The Roots Fund’s Scholarship Offers BIPOC Students the Chance to Study Wine in Burgundy

Wine

What better education could a wine lover ask for than the chance to work and study in Burgundy? The Roots Fund, a nonprofit organization dedicated to helping minorities enter the wine industry, is now accepting applications for its “Rooted in France” scholarship, a once-in-a-lifetime opportunity for ambitious BIPOC graduating college seniors who wish to dive into the wine industry abroad.

Hosted by the Burgundy School of Wine and Spirits Business, the year-long program allows students to pursue a Master’s degree in Wine Management or Wine & Spirits business. During the year, the scholarship will cover all transportation, living expenses and housing costs. Roots Fund CEO Ikimi Dubose-Woodson estimates that the scholarship is valued at around $350,000 annually, with support from partners such as Domaine Dujac, Kermit Lynch Wine Merchants, Grand Cru Selections and the Wine Spectator Scholarship Foundation.

Past scholarship winner Cherita Wilson spent a year in Burgundy earning her MBA. She has worked for Southern Glazer’s and Wells Fargo since. (Courtesy The Roots Fund)

This will be the fourth class of scholars since the foundation’s start. Dubose-Woodson notes the number of scholars has risen over the years. “When Jeremy Seysses [the co-owner of Domaine Dujac] first joined our board, we were trying to think of a valid pathway across the pond, something longstanding and to create impact, not only in the industry but in education,” Dubose-Woodson explained to Wine Spectator. “They are getting a cultural experience, but also an elevated educational experience. They have a ton of options after the program for job placement, helping them enter a field they might have previously thought was unattainable.”

Budding in Burgundy

The Burgundy School of Business, located in Dijon, is an international school, according to Dubose-Woodson, with students from outside of France representing over 25 percent of the student body. Not only will scholarship winners build relationships with classmates, but they will also come with a network of winemakers and industry professionals in Burgundy and beyond.

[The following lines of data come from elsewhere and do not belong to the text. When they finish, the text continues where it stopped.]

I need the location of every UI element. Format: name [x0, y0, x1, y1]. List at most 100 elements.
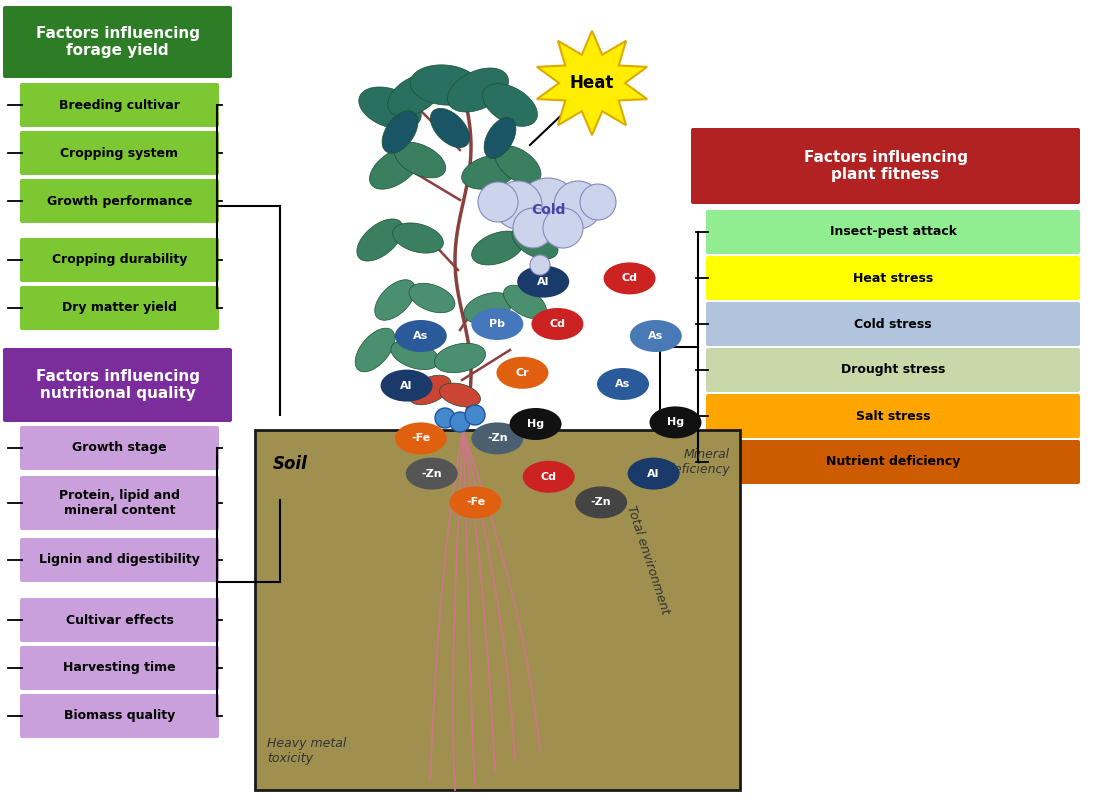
Polygon shape — [395, 142, 446, 178]
Circle shape — [494, 181, 542, 229]
Text: Factors influencing
forage yield: Factors influencing forage yield — [35, 26, 200, 58]
Text: Growth performance: Growth performance — [47, 194, 192, 207]
Text: Soil: Soil — [273, 455, 308, 473]
Text: Cr: Cr — [516, 368, 529, 378]
Circle shape — [513, 208, 553, 248]
Text: Breeding cultivar: Breeding cultivar — [59, 98, 180, 111]
Polygon shape — [439, 383, 481, 407]
Polygon shape — [483, 84, 538, 126]
Polygon shape — [472, 231, 525, 265]
Ellipse shape — [449, 486, 502, 518]
Text: Cropping durability: Cropping durability — [51, 254, 187, 266]
Circle shape — [478, 182, 518, 222]
Ellipse shape — [575, 486, 627, 518]
FancyBboxPatch shape — [20, 179, 219, 223]
Circle shape — [530, 255, 550, 275]
Ellipse shape — [597, 368, 649, 400]
Text: Salt stress: Salt stress — [856, 410, 930, 422]
Text: As: As — [648, 331, 663, 341]
Text: Factors influencing
plant fitness: Factors influencing plant fitness — [803, 150, 967, 182]
FancyBboxPatch shape — [20, 538, 219, 582]
Text: Mineral
deficiency: Mineral deficiency — [667, 448, 730, 476]
Polygon shape — [409, 375, 451, 405]
Text: Cd: Cd — [541, 472, 556, 482]
Text: Nutrient deficiency: Nutrient deficiency — [826, 455, 960, 469]
Text: Hg: Hg — [667, 418, 684, 427]
Text: Al: Al — [400, 381, 413, 390]
Text: Cd: Cd — [550, 319, 565, 329]
Text: As: As — [413, 331, 428, 341]
FancyBboxPatch shape — [20, 131, 219, 175]
Ellipse shape — [471, 308, 524, 340]
Text: Factors influencing
nutritional quality: Factors influencing nutritional quality — [35, 369, 200, 402]
Ellipse shape — [509, 408, 562, 440]
Text: Protein, lipid and
mineral content: Protein, lipid and mineral content — [59, 489, 180, 517]
Polygon shape — [356, 219, 403, 261]
Text: Heat: Heat — [569, 74, 614, 92]
Circle shape — [554, 181, 602, 229]
FancyBboxPatch shape — [20, 646, 219, 690]
Polygon shape — [484, 118, 516, 158]
FancyBboxPatch shape — [3, 348, 232, 422]
Text: Cold stress: Cold stress — [855, 318, 932, 330]
Ellipse shape — [531, 308, 584, 340]
Text: Al: Al — [537, 277, 550, 286]
Text: Cd: Cd — [622, 274, 637, 283]
Text: Al: Al — [647, 469, 660, 478]
Ellipse shape — [630, 320, 682, 352]
Text: Hg: Hg — [527, 419, 544, 429]
Text: -Zn: -Zn — [591, 498, 611, 507]
Polygon shape — [461, 155, 518, 189]
Text: Growth stage: Growth stage — [72, 442, 167, 454]
Ellipse shape — [406, 458, 458, 490]
Ellipse shape — [522, 461, 575, 493]
Polygon shape — [463, 293, 513, 323]
Text: Harvesting time: Harvesting time — [63, 662, 176, 674]
Circle shape — [543, 208, 583, 248]
Ellipse shape — [603, 262, 656, 294]
FancyBboxPatch shape — [706, 210, 1080, 254]
Text: Heat stress: Heat stress — [853, 271, 933, 285]
Text: Dry matter yield: Dry matter yield — [62, 302, 177, 314]
Text: Heavy metal
toxicity: Heavy metal toxicity — [267, 737, 346, 765]
FancyBboxPatch shape — [255, 430, 740, 790]
Text: -Fe: -Fe — [466, 498, 485, 507]
Text: Total environment: Total environment — [624, 504, 672, 616]
Ellipse shape — [471, 422, 524, 454]
Polygon shape — [391, 341, 439, 370]
Polygon shape — [388, 74, 443, 116]
Ellipse shape — [395, 320, 447, 352]
Polygon shape — [369, 147, 421, 189]
Text: Cropping system: Cropping system — [60, 146, 178, 159]
Text: Biomass quality: Biomass quality — [63, 710, 175, 722]
Text: -Zn: -Zn — [422, 469, 442, 478]
FancyBboxPatch shape — [691, 128, 1080, 204]
FancyBboxPatch shape — [20, 83, 219, 127]
Text: Drought stress: Drought stress — [841, 363, 945, 377]
Circle shape — [450, 412, 470, 432]
FancyBboxPatch shape — [3, 6, 232, 78]
Polygon shape — [434, 343, 485, 373]
Ellipse shape — [496, 357, 549, 389]
Polygon shape — [504, 285, 546, 319]
Ellipse shape — [649, 406, 702, 438]
Polygon shape — [537, 30, 647, 135]
Text: As: As — [615, 379, 631, 389]
Circle shape — [435, 408, 455, 428]
Text: Insect-pest attack: Insect-pest attack — [830, 226, 956, 238]
FancyBboxPatch shape — [20, 694, 219, 738]
FancyBboxPatch shape — [706, 256, 1080, 300]
Circle shape — [516, 178, 580, 242]
Circle shape — [465, 405, 485, 425]
Polygon shape — [495, 146, 541, 184]
Text: -Zn: -Zn — [487, 434, 507, 443]
FancyBboxPatch shape — [706, 302, 1080, 346]
FancyBboxPatch shape — [20, 598, 219, 642]
Text: -Fe: -Fe — [411, 434, 431, 443]
Polygon shape — [410, 65, 480, 105]
FancyBboxPatch shape — [20, 426, 219, 470]
FancyBboxPatch shape — [706, 348, 1080, 392]
FancyBboxPatch shape — [20, 286, 219, 330]
Polygon shape — [359, 87, 421, 129]
FancyBboxPatch shape — [20, 476, 219, 530]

“There’s a level of access that you can’t measure,” said Dubose-Woodson. “Who else can call Dominique Lafon and say ‘let’s get lunch’ because it’s been a bad week at school? Or go to Roulot or Domaine de la Romanée-Conti? They get access that most people in the United States will never see, seeing some of Burgundy’s top domaines and talking to producers. All that helps guide them to the next path that lays ahead.”

Planting Seeds for a Career in Wine

During the year, the Roots Fund will work with students on internships and wine certifications. “It’s bigger than just getting a Master’s degree: you are living in a foreign country for 18 months, away from friends and family,” said Dubose-Woodson. “We’re looking for someone who wants to take the world by the reins.”

Qualified candidates will have either earned a business or hospitality degree or have graduated from a Historically Black College or University (HBCU) by summer 2024. To Dubose-Woodson, the emphasis on reaching HBCU students is because many students do not have access to opportunities in the wine industry, and there is little programming by the way of hospitality or wine studies. “HBCU candidates are also superb, so why are we not telling them about these opportunities out in the beverage world?”

Founded in 2020, the Roots Fund is dedicated to supporting BIPOC professionals in the wine industry with resources and financial support, through educational scholarships, wine education, mentorship and job placement. Applications are now open until March 15. More information can be found at the Fund’s website.